The archive would also have to include the reviews of the book, for example, Zilberg’s rave review that argues that … “appeal primarily to artists, art theorists, and academics interested in archival methodologies” Peterson’s and Maceviciute’s reviews from, and for, archivists rather than media art theorists, of Giannachi’s study of “memory institutions,” which, for Maceviciute “All of us can participate in interpretation of these modern holdings and documents as artists and citizens, as historians and creators of ‘multiple presents.’ The perspective of art creator is the dominating one in the book.” Peterson finds the books claim that art practices influence, or even presciently foretell, contemporary cultural practices, like autobiographical social media, “dubious” and often “strains credulity.” The issue that Peterson raises is specifically targeted at the book as art history — instead of library and information science. In fact, the title picks up readers from library and information studies, but perhaps loses some in the intended audience of media and performance arts historians and theorists. Media and the arts move faster than those disciplines, and Giannachi senses that the archive art is out in front of the scholarly curve; one would hope, perhaps in vain, that universities would adopt archive art programs and departments. But, precisely because the word archive is in the domain of library science, as at least a couple of the book reviews betray, or understood in digital humanities or cyber-science as merely the mining of massive stores of information into data points and the algorithmic quantification of text analytics, it seems unlikely that this emergent field (maybe the meta-disciplinary practice) will push out from under the weight of traditional types of art (i.e., 2d, 3d, and time-based) as a new category that might include what I've called “intimate bureaucracies” — or in this case DIY archive everything.

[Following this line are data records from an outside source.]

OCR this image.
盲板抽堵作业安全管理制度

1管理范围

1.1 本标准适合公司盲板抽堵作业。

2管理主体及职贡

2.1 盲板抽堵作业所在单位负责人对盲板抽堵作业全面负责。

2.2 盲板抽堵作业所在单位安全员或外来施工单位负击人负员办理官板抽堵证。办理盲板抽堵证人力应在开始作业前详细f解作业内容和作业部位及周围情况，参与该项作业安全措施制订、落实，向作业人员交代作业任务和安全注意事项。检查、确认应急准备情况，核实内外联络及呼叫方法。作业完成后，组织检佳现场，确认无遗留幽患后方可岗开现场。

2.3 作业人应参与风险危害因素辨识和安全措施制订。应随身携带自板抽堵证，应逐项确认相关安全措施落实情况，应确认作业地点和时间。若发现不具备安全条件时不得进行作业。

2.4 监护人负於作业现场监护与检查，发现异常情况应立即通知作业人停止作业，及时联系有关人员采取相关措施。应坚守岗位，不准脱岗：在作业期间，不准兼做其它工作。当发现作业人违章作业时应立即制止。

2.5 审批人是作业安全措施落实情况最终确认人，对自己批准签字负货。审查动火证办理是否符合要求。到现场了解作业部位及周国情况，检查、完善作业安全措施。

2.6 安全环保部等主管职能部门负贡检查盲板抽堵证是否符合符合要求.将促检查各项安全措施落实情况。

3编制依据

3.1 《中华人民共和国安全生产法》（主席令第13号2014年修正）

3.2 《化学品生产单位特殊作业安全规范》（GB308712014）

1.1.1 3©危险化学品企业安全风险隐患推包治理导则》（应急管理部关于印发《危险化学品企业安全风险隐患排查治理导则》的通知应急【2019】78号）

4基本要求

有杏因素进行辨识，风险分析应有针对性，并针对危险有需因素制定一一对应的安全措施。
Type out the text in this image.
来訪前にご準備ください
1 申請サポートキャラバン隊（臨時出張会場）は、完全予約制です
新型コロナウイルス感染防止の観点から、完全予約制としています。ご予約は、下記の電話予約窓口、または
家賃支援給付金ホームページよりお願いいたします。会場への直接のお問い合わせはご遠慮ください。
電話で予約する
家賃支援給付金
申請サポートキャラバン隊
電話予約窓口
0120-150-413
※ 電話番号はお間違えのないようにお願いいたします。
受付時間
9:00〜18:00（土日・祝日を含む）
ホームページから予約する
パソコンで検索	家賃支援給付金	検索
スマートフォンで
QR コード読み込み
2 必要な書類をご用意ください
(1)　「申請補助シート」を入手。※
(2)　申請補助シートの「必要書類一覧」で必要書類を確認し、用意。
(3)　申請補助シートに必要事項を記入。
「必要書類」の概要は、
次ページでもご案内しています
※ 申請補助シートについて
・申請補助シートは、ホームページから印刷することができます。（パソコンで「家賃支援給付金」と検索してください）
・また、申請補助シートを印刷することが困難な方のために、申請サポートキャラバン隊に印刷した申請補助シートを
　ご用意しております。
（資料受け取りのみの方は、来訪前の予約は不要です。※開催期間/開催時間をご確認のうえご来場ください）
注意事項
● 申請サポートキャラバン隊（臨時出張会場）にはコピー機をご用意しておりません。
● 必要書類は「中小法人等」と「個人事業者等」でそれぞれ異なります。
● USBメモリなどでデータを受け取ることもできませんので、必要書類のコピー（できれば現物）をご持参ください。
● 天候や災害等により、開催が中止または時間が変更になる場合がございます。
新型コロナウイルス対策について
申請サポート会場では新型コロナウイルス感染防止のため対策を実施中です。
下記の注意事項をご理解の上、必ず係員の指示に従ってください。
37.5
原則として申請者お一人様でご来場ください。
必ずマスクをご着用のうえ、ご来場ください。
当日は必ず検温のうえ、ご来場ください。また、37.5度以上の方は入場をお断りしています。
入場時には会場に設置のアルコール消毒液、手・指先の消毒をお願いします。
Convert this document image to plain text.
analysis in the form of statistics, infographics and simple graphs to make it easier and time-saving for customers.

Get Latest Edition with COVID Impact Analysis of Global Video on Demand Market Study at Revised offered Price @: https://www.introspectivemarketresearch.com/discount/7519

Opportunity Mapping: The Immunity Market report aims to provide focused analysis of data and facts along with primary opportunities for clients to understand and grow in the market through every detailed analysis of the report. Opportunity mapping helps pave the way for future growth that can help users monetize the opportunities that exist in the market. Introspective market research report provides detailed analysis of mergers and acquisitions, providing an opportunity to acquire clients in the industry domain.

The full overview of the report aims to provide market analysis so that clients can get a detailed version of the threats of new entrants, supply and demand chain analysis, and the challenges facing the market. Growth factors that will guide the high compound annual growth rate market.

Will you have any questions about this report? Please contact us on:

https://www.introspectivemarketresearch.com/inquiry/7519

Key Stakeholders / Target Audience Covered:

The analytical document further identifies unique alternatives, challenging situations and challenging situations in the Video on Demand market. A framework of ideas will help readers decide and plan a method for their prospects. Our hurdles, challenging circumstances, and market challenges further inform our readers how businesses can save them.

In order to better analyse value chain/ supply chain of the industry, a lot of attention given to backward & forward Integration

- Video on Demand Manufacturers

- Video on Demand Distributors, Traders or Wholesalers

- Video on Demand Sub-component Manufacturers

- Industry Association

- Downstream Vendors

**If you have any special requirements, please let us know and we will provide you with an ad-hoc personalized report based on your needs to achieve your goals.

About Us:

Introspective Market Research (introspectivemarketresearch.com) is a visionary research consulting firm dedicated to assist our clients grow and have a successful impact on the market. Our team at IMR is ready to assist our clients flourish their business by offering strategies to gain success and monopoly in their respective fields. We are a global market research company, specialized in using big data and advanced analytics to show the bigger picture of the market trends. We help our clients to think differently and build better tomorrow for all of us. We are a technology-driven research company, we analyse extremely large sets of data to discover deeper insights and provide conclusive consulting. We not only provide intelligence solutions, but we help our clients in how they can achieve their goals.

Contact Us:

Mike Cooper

Inevitably, to archive everything is a crucial motivation and theme in the contemporary arts even if ultimately an asymptotic illness with the only medicine to archive endlessly. Making this seemingly small task of a book review of a single book — and the book title's promise — on-going. Giannachi seems to echo Francesco Berardi’s line from Futurability, by the start of the twenty first century, “modern humanism proved unable to cope with the networked Infosphere,” and, paradoxically, the old fashioned word, in a new 4.0 iteration, might suggest a new emergent knowledge and system of future higher education. You better bring your (perhaps virtual) archive's “readers” card, and Giannachi’s finding aid for navigating emerging e-media literacy.